Judo WM: Frauen erstmals seit 15 Jahren ohne WM-Medaille

Judo WM
Frauen erstmals seit 15 Jahren ohne WM-Medaille

Bei der WM in Tokio platzten am Wochenende alle Medaillenhoffnungen der deutschen Judoka. Romy Tarangul konnte sich im Kampf um Bronze nicht gegen Bundmaa Munkhbaatar durchsetzen.
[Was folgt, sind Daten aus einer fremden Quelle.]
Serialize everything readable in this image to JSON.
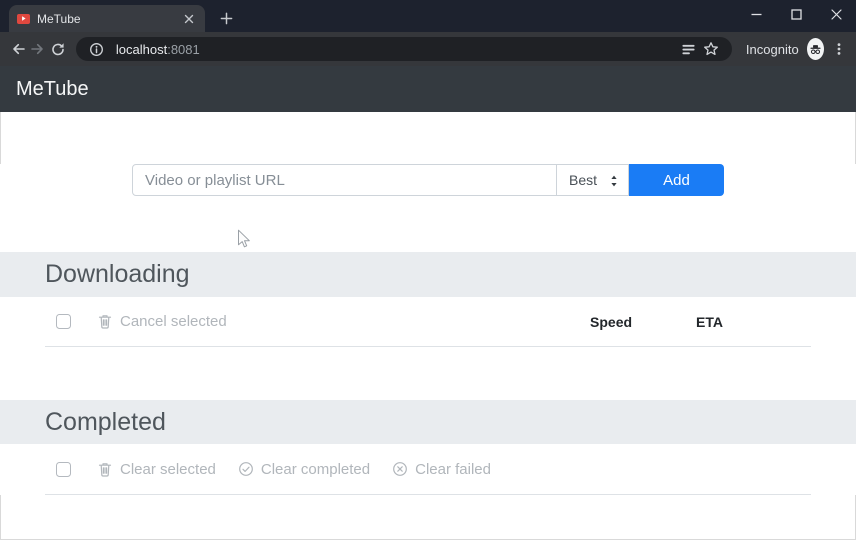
{
  "browser": {
    "tab": {
      "title": "MeTube"
    },
    "url": {
      "host": "localhost",
      "port": ":8081"
    },
    "incognito_label": "Incognito"
  },
  "app": {
    "navbar": {
      "brand": "MeTube"
    },
    "form": {
      "placeholder": "Video or playlist URL",
      "quality": "Best",
      "add_label": "Add"
    },
    "sections": {
      "downloading": {
        "title": "Downloading",
        "actions": [
          {
            "icon": "trash-icon",
            "label": "Cancel selected"
          }
        ],
        "columns": [
          "Speed",
          "ETA"
        ]
      },
      "completed": {
        "title": "Completed",
        "actions": [
          {
            "icon": "trash-icon",
            "label": "Clear selected"
          },
          {
            "icon": "check-circle-icon",
            "label": "Clear completed"
          },
          {
            "icon": "x-circle-icon",
            "label": "Clear failed"
          }
        ]
      }
    }
  },
  "colors": {
    "accent_blue": "#1a7cf5",
    "navbar_dark": "#343a40",
    "section_gray": "#e9ecef",
    "favicon_red": "#e0483f"
  }
}
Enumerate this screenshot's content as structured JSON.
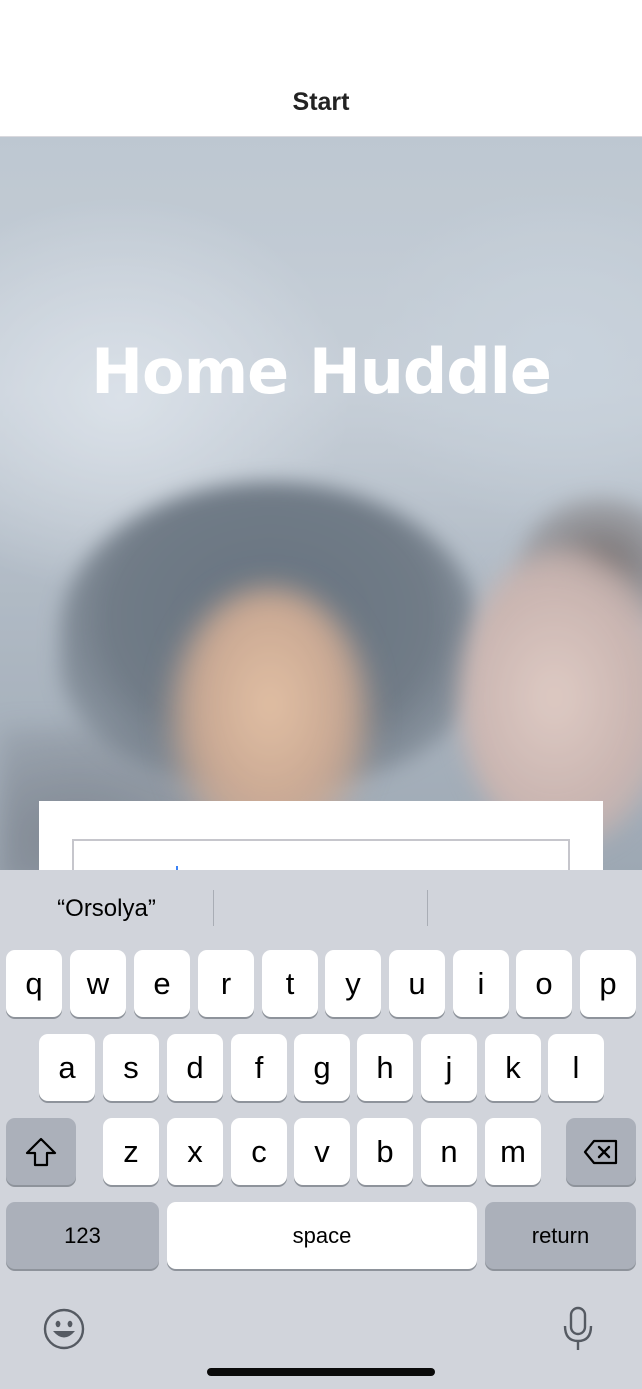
{
  "nav": {
    "title": "Start"
  },
  "hero": {
    "title": "Home Huddle"
  },
  "form": {
    "name_input_value": ""
  },
  "keyboard": {
    "suggestions": [
      "“Orsolya”",
      "",
      ""
    ],
    "row1": [
      "q",
      "w",
      "e",
      "r",
      "t",
      "y",
      "u",
      "i",
      "o",
      "p"
    ],
    "row2": [
      "a",
      "s",
      "d",
      "f",
      "g",
      "h",
      "j",
      "k",
      "l"
    ],
    "row3": [
      "z",
      "x",
      "c",
      "v",
      "b",
      "n",
      "m"
    ],
    "numbers_label": "123",
    "space_label": "space",
    "return_label": "return",
    "icons": {
      "shift": "shift-icon",
      "delete": "backspace-icon",
      "emoji": "emoji-icon",
      "dictation": "microphone-icon"
    }
  },
  "colors": {
    "keyboard_background": "#d1d4db",
    "key_background": "#ffffff",
    "function_key_background": "#abb0ba",
    "hero_title": "#ffffff",
    "caret": "#3b82f6"
  }
}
Deutschlands Judoka droht fünf Monate nach dem EM-Debakel von Wien auch bei den Weltmeisterschaften in Tokio eine empfindliche Pleite. Am Wochenende platzten erneut alle Medaillenhoffnungen des Deutschen Judo-Verbandes (DJB), der vor den beiden letzten Konkurrenzen am Montag nur den zweiten Platz durch Schwergewicht Andreas Tölzer auf dem Konto hat.

"Wir haben insbesondere bei den Frauen die Erwartungen nicht erfüllt. Wir müssen dringend Ursachenforschung betreiben", sagte DJB-Präsident Peter Frese. Die erfolgsverwöhnten deutschen Damen werden erstmals seit 1995 ohne WM-Medaille bleiben, zum Abschluss sind in der offenen Klasse keine deutschen Kämpferinnen mehr am Start.
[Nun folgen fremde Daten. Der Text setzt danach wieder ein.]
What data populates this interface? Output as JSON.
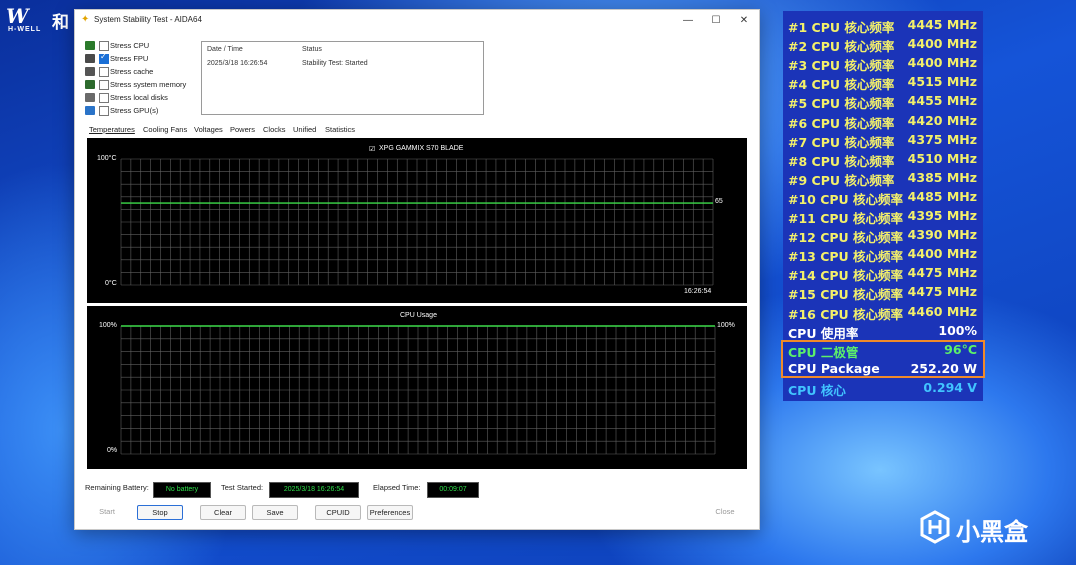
{
  "brand": {
    "top_left_mark": "W",
    "top_left_cn": "和",
    "top_left_sub": "H-WELL",
    "bottom_right": "小黑盒"
  },
  "window": {
    "title": "System Stability Test - AIDA64",
    "minimize_glyph": "—",
    "maximize_glyph": "☐",
    "close_glyph": "✕"
  },
  "stress_options": [
    {
      "label": "Stress CPU",
      "checked": false,
      "icon": "cpu-icon"
    },
    {
      "label": "Stress FPU",
      "checked": true,
      "icon": "fpu-icon"
    },
    {
      "label": "Stress cache",
      "checked": false,
      "icon": "cache-icon"
    },
    {
      "label": "Stress system memory",
      "checked": false,
      "icon": "memory-icon"
    },
    {
      "label": "Stress local disks",
      "checked": false,
      "icon": "disk-icon"
    },
    {
      "label": "Stress GPU(s)",
      "checked": false,
      "icon": "monitor-icon"
    }
  ],
  "status_table": {
    "headers": [
      "Date / Time",
      "Status"
    ],
    "rows": [
      [
        "2025/3/18 16:26:54",
        "Stability Test: Started"
      ]
    ]
  },
  "tabs": [
    "Temperatures",
    "Cooling Fans",
    "Voltages",
    "Powers",
    "Clocks",
    "Unified",
    "Statistics"
  ],
  "temp_graph": {
    "legend": "XPG GAMMIX S70 BLADE",
    "legend_checked": true,
    "y_top": "100°C",
    "y_bottom": "0°C",
    "x_time": "16:26:54",
    "value_label": "65",
    "value": 65,
    "range": [
      0,
      100
    ]
  },
  "usage_graph": {
    "title": "CPU Usage",
    "y_top": "100%",
    "y_bottom": "0%",
    "value_label": "100%",
    "value": 100,
    "range": [
      0,
      100
    ]
  },
  "bottom": {
    "battery_label": "Remaining Battery:",
    "battery_value": "No battery",
    "started_label": "Test Started:",
    "started_value": "2025/3/18 16:26:54",
    "elapsed_label": "Elapsed Time:",
    "elapsed_value": "00:09:07"
  },
  "buttons": {
    "start": "Start",
    "stop": "Stop",
    "clear": "Clear",
    "save": "Save",
    "cpuid": "CPUID",
    "preferences": "Preferences",
    "close": "Close"
  },
  "osd": {
    "rows": [
      {
        "label": "#1 CPU 核心频率",
        "value": "4445 MHz",
        "color": "#f3f06a"
      },
      {
        "label": "#2 CPU 核心频率",
        "value": "4400 MHz",
        "color": "#f3f06a"
      },
      {
        "label": "#3 CPU 核心频率",
        "value": "4400 MHz",
        "color": "#f3f06a"
      },
      {
        "label": "#4 CPU 核心频率",
        "value": "4515 MHz",
        "color": "#f3f06a"
      },
      {
        "label": "#5 CPU 核心频率",
        "value": "4455 MHz",
        "color": "#f3f06a"
      },
      {
        "label": "#6 CPU 核心频率",
        "value": "4420 MHz",
        "color": "#f3f06a"
      },
      {
        "label": "#7 CPU 核心频率",
        "value": "4375 MHz",
        "color": "#f3f06a"
      },
      {
        "label": "#8 CPU 核心频率",
        "value": "4510 MHz",
        "color": "#f3f06a"
      },
      {
        "label": "#9 CPU 核心频率",
        "value": "4385 MHz",
        "color": "#f3f06a"
      },
      {
        "label": "#10 CPU 核心频率",
        "value": "4485 MHz",
        "color": "#f3f06a"
      },
      {
        "label": "#11 CPU 核心频率",
        "value": "4395 MHz",
        "color": "#f3f06a"
      },
      {
        "label": "#12 CPU 核心频率",
        "value": "4390 MHz",
        "color": "#f3f06a"
      },
      {
        "label": "#13 CPU 核心频率",
        "value": "4400 MHz",
        "color": "#f3f06a"
      },
      {
        "label": "#14 CPU 核心频率",
        "value": "4475 MHz",
        "color": "#f3f06a"
      },
      {
        "label": "#15 CPU 核心频率",
        "value": "4475 MHz",
        "color": "#f3f06a"
      },
      {
        "label": "#16 CPU 核心频率",
        "value": "4460 MHz",
        "color": "#f3f06a"
      },
      {
        "label": "CPU 使用率",
        "value": "100%",
        "color": "#ffffff"
      },
      {
        "label": "CPU 二极管",
        "value": "96°C",
        "color": "#5cf06a"
      },
      {
        "label": "CPU Package",
        "value": "252.20 W",
        "color": "#ffffff"
      },
      {
        "label": "CPU 核心",
        "value": "0.294 V",
        "color": "#41c4ff"
      }
    ],
    "highlight_color": "#f08a2a"
  }
}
Romy Tarangul verpasst Bronzemedaille

Am Sonntag verpasste Romy Tarangul das zweite deutsche Edelmetall. Die WM-Dritte des Vorjahres unterlag im Bronze-Kampf der Klasse bis 52 kg der Mongolin Bundmaa Munkhbaatar. Die 22-Jährige aus Frankfurt an der Oder musste bereits nach 50 Sekunden die entscheidende große Wertung (Ippon) hinnehmen und war danach völlig aufgelöst.

Bereits am Vortag hatte Claudia Malzahn (Halle) eine bittere Niederlage erlitten. Die Weltranglistendritte aus Halle/Saale kassierte gegen die 39 Plätze tiefer eingestufte Aserbaidschanerin Ramila Yusubova nach 65 Sekunden die entscheidende große Wertung. "Ich bin natürlich enttäuscht, hatte mir mehr erhofft. Die Vorbereitungen liefen wirklich gut, ich bin traurig, dass es nicht geklappt hat", sagte Malzahn, die 2009 in Rotterdam eine von vier deutschen Bronzemedaillen gewonnen hatte.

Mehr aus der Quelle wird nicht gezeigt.